Colloquium presentation:
Integrating Forest and Land Use History Using Historical Documents, Field Studies, and Geographic Information Systems
Nov. 7, Giffels Auditorium
3:30 p.m.

Evening lecture:
Assessing Forest Recovery: Clues from Landscape History
Nov. 8, Giffels Auditorium
7:30 p.m.

Emily W. B. Russell is a well-known landscape ecologist who addresses topics such as forest reconstruction, the assessment of human impacts on regional vegetation, and paleoecology. She is especially known for integrating historical documentation and botanical research. Among her many publications are those treating such topics as postglacial and historic vegetation, human impacts on the landscape, and the effects of fires on vegetation. Dr. Russell received her BS degree from Denison University, two MA degrees, one in botany from Duke University and one in history from Rutgers University, and her Ph.D. degree from Rutgers University. Dr. Russell has had a very active career, holding research and teaching positions at a number of institutions including the University of Nottingham, Duke University, Harvard University, and Rutgers University. She held a Fulbright Fellowship to Paris in 1966-1967 as well. She has received a number of grants from such institutions and agencies as the U.S. Geological Survey, the National Park Service, the National Science Foundation, and the Nature Conservancy. Dr. Russell has participated in a number of professional seminars and symposia, and has been active in the Ecological Society of America. Dr. Russell has published over 30 articles and chapters about her varied research, and is the author of People and the Land Through Time: Linking Ecology and History (Yale University Press, 1997) and is the co-editor of Protecting the New Jersey Pinelands: A New Direction in Land-Use Management (with B.R. Collins; Rutgers University Press, 1988).

Feb. 6-7, 2001

Robert L. Hall

Robert L. Hall, Ph.D.

Professor Emeritus, Department of Anthropology, University of Illinois at Chicago

Colloquium presentation:
Seeking the Sacred in American Indian Cultural Landscapes
Feb. 6, Giffels Auditorium
3:30 p.m.

Evening lecture:
The Sacred Beneath Our Feet: American Indian Sacred Landscapes
Feb. 7, Giffels Auditorium
7:30 p.m.

Robert L. Hall is a senior Midwestern archaeologist who specializes, among other topics, in the analysis of cultural, especially sacred, Native American landscapes. He has published extensively on the related subjects of Indian ideology, cosmology, ceremonialism, symbolism, and identity of the late prehistoric and historic periods. Dr. Hall has carried out extensive research on the Hopewell and Mississippian cultures of the Upper Midwest, and worked at the large and important Cahokia site in western Illinois.
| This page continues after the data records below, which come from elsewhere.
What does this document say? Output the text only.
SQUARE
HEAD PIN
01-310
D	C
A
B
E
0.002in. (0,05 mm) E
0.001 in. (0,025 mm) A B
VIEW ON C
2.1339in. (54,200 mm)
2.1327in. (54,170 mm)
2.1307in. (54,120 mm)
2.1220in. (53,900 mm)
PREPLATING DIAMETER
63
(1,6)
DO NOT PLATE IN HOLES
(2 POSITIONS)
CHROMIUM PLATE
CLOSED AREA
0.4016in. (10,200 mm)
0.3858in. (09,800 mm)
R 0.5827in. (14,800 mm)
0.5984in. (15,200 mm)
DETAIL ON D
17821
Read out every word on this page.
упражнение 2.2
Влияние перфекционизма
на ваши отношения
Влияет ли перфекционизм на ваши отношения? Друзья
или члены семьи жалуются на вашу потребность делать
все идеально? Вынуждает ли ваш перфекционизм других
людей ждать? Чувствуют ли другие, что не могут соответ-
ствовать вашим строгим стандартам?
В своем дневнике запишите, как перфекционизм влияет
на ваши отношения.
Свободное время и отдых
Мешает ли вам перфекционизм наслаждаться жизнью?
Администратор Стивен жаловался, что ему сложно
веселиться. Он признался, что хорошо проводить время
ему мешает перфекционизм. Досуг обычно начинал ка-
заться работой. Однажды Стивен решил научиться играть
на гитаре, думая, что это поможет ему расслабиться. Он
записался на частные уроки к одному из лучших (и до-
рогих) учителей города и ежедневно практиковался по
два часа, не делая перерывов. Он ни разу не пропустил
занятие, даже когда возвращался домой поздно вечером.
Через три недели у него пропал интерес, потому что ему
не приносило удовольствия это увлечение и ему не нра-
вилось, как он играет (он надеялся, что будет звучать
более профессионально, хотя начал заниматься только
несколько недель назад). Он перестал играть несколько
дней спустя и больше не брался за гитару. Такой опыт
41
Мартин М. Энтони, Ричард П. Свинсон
Dr. Hall received his BA, MA, and Ph.D. degrees from the University to Wisconsin. He held positions at the University of South Dakota, the Illinois State Museum, and Marquette University before joining the University of Illinois at Chicago in 1968, where he served as the Chair between 1971-1977. Dr. Hall also held an Adjunct Curatorship of Plains and Midwestern archaeology at the Field Museum in Chicago. Dr. Hall is the author of many articles and chapters over his long career, including three books: The Archeology of Carcajou Point (2 vols., University of Wisconsin Press, 1962), Hopewellian Studies (Illinois State Museum, 1964), and An Archaeology of the Soul: North American Indian Belief and Ritual (University of Illinois Press, 1997).


March 6-7, 2001

Carole L. Crumley

Carole L. Crumley, Ph.D.

Professor, Department of Anthropology, University of North Carolina, Chapel Hill

Colloquium presentation:
Archaeology in the New Century: Landscapes Across Scales of Time and Space
March 6, Giffels Auditorium
3:30 p.m.

Evening lecture:
The Past Teaches, the Future Learns: Defining Historic Sustainability in Burgundy, France
March 7, Giffels Auditorium
7:30 p.m.

Carole L. Crumley is widely known for her research into historical ecology, landscape evolution, applications of geomatics, and especially for many years of research about French prehistory, history, and landscapes. Dr. Crumley received her BA degree from the University of Michigan, her MA degree in archaeology from the University of Calgary, and her Ph.D. degree from the University of Wisconsin in anthropology. She held faculty appointments at Western Michigan University, Washington University, Carleton College, and the University of Missouri prior to joining the University of North Carolina, Chapel Hill, faculty in 1977. Her research has been funded by such organizations as the National Geographic Society, the National Science Foundation, and the National Endowment for the Humanities. She also held a Fulbright Fellowship to France in 1997. Dr. Crumley has carried out archaeological and archival research in six countries beyond the U.S. Dr. Crumley has published over 50 journal articles and chapters about her multifaceted research. Among her extensive publications are: Regional Dynamics: Burgundian Landscapes in Historical Perspective (with W. Marquardt, Academic Press, 1987), Historical Ecology: Cultural Knowledge and Changing Landscapes (editor; School of American Research, 1994), and New Directions in Anthropology and Environment: Intersections (editor; Altamira Press/Rowman and Littlefield, 2001).